Revue philosophique

Le terme « substance » nomme la stabilité et la persistance de ce qui existe par opposition aux « phénomènes » qui sont changeants. On peut dire aussi, avec René Descartes et Baruck de Spinoza, que la substance est le support permanent des attributs, qualités ou accidents. La métaphysique traditionnelle suppose une ou plusieurs substances.

Le concept conjugue plusieurs idées :

1/ Le terme est souvent employé pour désigner des constituants concrets (bois, marbre, etc.) qui peuvent prendre diverses formes (opposition classique entre forme et matière). Cette origine empirique n'est pas anodine, car elle constitue une matrice pour le concept.

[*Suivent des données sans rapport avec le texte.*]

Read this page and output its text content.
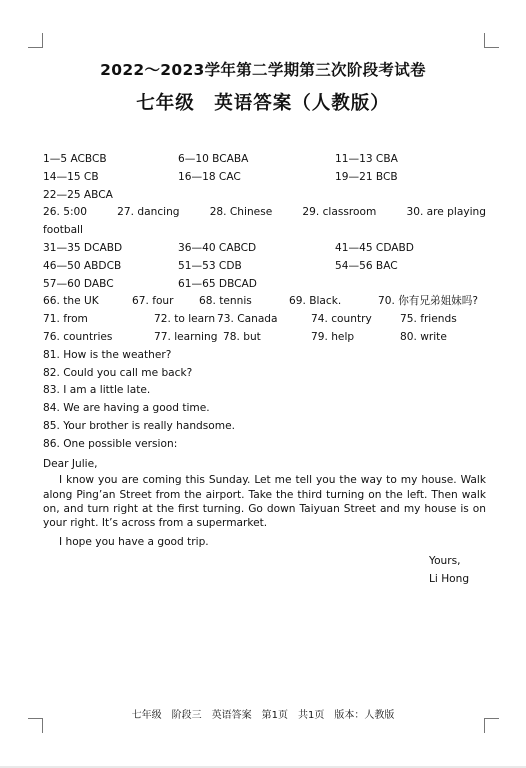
2022～2023学年第二学期第三次阶段考试卷
七年级　英语答案（人教版）
1—5 ACBCB	6—10 BCABA	11—13 CBA
14—15 CB	16—18 CAC	19—21 BCB
22—25 ABCA
26. 5:00	27. dancing	28. Chinese	29. classroom	30. are playing
football
31—35 DCABD	36—40 CABCD	41—45 CDABD
46—50 ABDCB	51—53 CDB	54—56 BAC
57—60 DABC	61—65 DBCAD
66. the UK	67. four 68. tennis	69. Black.	70. 你有兄弟姐妹吗?
71. from	72. to learn 73. Canada	74. country	75. friends
76. countries	77. learning 78. but	79. help	80. write
81. How is the weather?
82. Could you call me back?
83. I am a little late.
84. We are having a good time.
85. Your brother is really handsome.
86. One possible version:
Dear Julie,

I know you are coming this Sunday. Let me tell you the way to my house. Walk along Ping’an Street from the airport. Take the third turning on the left. Then walk on, and turn right at the first turning. Go down Taiyuan Street and my house is on your right. It’s across from a supermarket.

I hope you have a good trip.

Yours,
Li Hong
七年级　阶段三　英语答案　第1页　共1页　版本：人教版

2/ Par extension de cet usage, le substantialisme métaphysique suppose une entité permanente, la substance, support de toute chose qui existe par elle-même et ne dépend de rien. Le terme d’Hupokeimenon (ὑποκείμενον) signifie ce qui a une fonction de support (substrat) et se traduit en français par substance qui lui-même vient du latin substare (se tenir dessous).

3/ A contrario, Emmanuel Kant définit la substance comme l’idée a priori de la permanence du réel dans le temps. Il en fait une catégorie de la pensée sans prétention réaliste. C’est une définition qui se confond avec le jugement d’existence référé à la temporalité : pour comprendre le Monde, nous devons penser que quelque chose existe et dure dans le temps.

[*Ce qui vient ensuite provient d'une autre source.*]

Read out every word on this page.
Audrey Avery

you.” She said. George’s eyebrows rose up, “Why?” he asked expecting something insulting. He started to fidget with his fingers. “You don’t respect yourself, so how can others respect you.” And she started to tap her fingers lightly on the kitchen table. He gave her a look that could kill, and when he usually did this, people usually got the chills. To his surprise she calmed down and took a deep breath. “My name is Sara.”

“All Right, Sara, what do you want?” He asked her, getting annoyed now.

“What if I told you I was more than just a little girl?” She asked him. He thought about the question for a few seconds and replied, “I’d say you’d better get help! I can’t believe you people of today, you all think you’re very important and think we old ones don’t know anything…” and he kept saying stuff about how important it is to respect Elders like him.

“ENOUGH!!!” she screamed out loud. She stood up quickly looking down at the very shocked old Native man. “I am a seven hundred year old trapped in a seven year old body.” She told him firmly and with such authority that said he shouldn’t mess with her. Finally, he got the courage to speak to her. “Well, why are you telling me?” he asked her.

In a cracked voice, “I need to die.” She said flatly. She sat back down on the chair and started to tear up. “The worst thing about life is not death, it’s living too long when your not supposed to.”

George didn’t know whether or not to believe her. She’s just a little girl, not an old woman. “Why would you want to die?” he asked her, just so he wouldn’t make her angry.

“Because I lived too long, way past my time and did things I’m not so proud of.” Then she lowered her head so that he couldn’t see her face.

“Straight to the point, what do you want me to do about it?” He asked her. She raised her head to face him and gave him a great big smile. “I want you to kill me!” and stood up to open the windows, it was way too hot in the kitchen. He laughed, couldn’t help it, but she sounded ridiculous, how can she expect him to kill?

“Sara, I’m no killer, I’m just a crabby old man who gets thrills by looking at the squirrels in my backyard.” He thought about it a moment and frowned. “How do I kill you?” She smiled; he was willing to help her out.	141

Dans les emplois effectifs du terme, on constate souvent un mélange des trois idées avec une prépondérance de l’une ou l’autre selon le cas.

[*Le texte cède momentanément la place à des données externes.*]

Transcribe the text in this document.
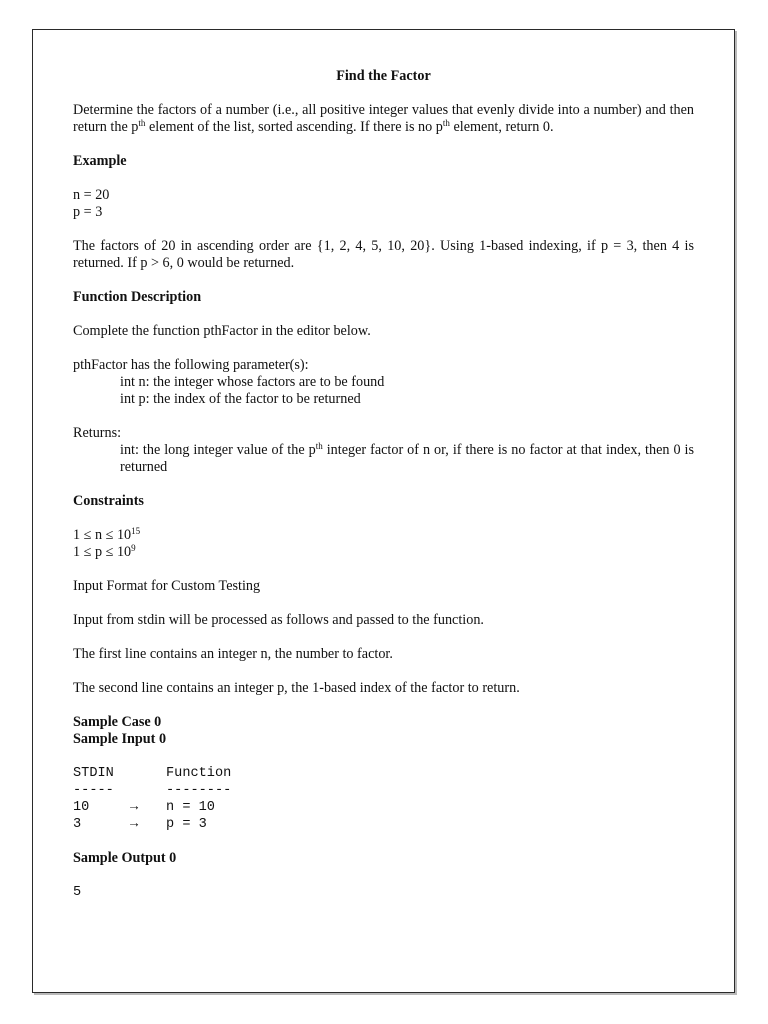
Find the Factor

Determine the factors of a number (i.e., all positive integer values that evenly divide into a number) and then return the $p^{th}$ element of the list, sorted ascending. If there is no $p^{th}$ element, return 0.

Example

n = 20

p = 3

The factors of 20 in ascending order are {1, 2, 4, 5, 10, 20}. Using 1-based indexing, if p = 3, then 4 is returned. If p > 6, 0 would be returned.

Function Description

Complete the function pthFactor in the editor below.

pthFactor has the following parameter(s):

int n: the integer whose factors are to be found

int p: the index of the factor to be returned

Returns:

int: the long integer value of the $p^{th}$ integer factor of n or, if there is no factor at that index, then 0 is returned

Constraints

$1 \le n \le 10^{15}$

$1 \le p \le 10^9$

Input Format for Custom Testing

Input from stdin will be processed as follows and passed to the function.

The first line contains an integer n, the number to factor.

The second line contains an integer p, the 1-based index of the factor to return.

Sample Case 0

Sample Input 0

STDIN	Function
-----	--------
10 →	n = 10
3 →	p = 3

Sample Output 0

5
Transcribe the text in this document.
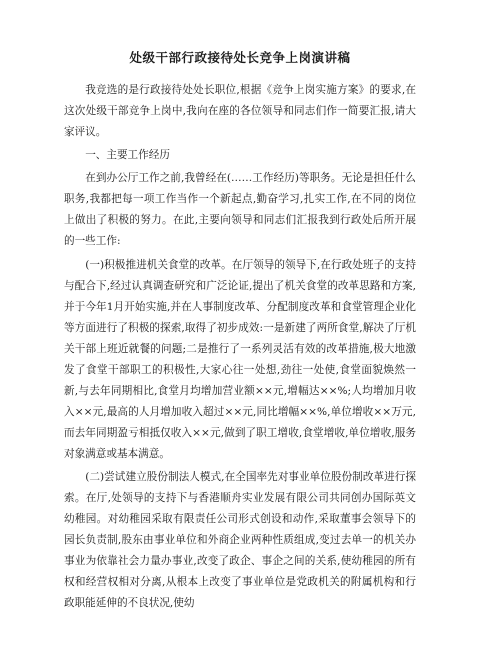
处级干部行政接待处长竞争上岗演讲稿

我竞选的是行政接待处处长职位,根据《竞争上岗实施方案》的要求,在这次处级干部竞争上岗中,我向在座的各位领导和同志们作一简要汇报,请大家评议。

一、主要工作经历

在到办公厅工作之前,我曾经在(……工作经历)等职务。无论是担任什么职务,我都把每一项工作当作一个新起点,勤奋学习,扎实工作,在不同的岗位上做出了积极的努力。在此,主要向领导和同志们汇报我到行政处后所开展的一些工作:

(一)积极推进机关食堂的改革。在厅领导的领导下,在行政处班子的支持与配合下,经过认真调查研究和广泛论证,提出了机关食堂的改革思路和方案,并于今年1月开始实施,并在人事制度改革、分配制度改革和食堂管理企业化等方面进行了积极的探索,取得了初步成效:一是新建了两所食堂,解决了厅机关干部上班近就餐的问题;二是推行了一系列灵活有效的改革措施,极大地激发了食堂干部职工的积极性,大家心往一处想,劲往一处使,食堂面貌焕然一新,与去年同期相比,食堂月均增加营业额××元,增幅达××%;人均增加月收入××元,最高的人月增加收入超过××元,同比增幅××%,单位增收××万元,而去年同期盈亏相抵仅收入××元,做到了职工增收,食堂增收,单位增收,服务对象满意或基本满意。

(二)尝试建立股份制法人模式,在全国率先对事业单位股份制改革进行探索。在厅,处领导的支持下与香港顺舟实业发展有限公司共同创办国际英文幼稚园。对幼稚园采取有限责任公司形式创设和动作,采取董事会领导下的园长负责制,股东由事业单位和外商企业两种性质组成,变过去单一的机关办事业为依靠社会力量办事业,改变了政企、事企之间的关系,使幼稚园的所有权和经营权相对分离,从根本上改变了事业单位是党政机关的附属机构和行政职能延伸的不良状况,使幼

Le dogme du dualisme des substances s’est installé avec Descartes. Outre Dieu, substance parfaite, le monde se composerait de deux substances : l'une matérielle étendue et l'autre spirituelle ou esprit. L'homme connaîtrait la substance étendue par l’intermédiaire de la substance spirituelle qui constitue son esprit.

Le monisme matérialiste suppose une seule substance, la matière. La matière est définie par Locke comme une « substance corporelle » relevant uniquement des qualités premières. Force est de constater que la physique n’a pas mis en évidence ce constituant fondateur et que, dans les autres sciences, le terme donne l’idée d’un matériau, par exemple, la « matière minérale » ou la « matière vivante ». Jacques Monod a rappelé (Leçon inaugurale, Collège de France, 1967) que cette dernière n’existait pas.

La notion de substance étant source de difficultés et de confusions, il paraît préférable de l’éviter pour qualifier ce qui existe de manière permanente. Décréter le réel substantiel est inutile et source de confusion, car il faut ensuite savoir ce qu'est la substance et combien il y en a, ce qui conduit à des spéculations métaphysiques.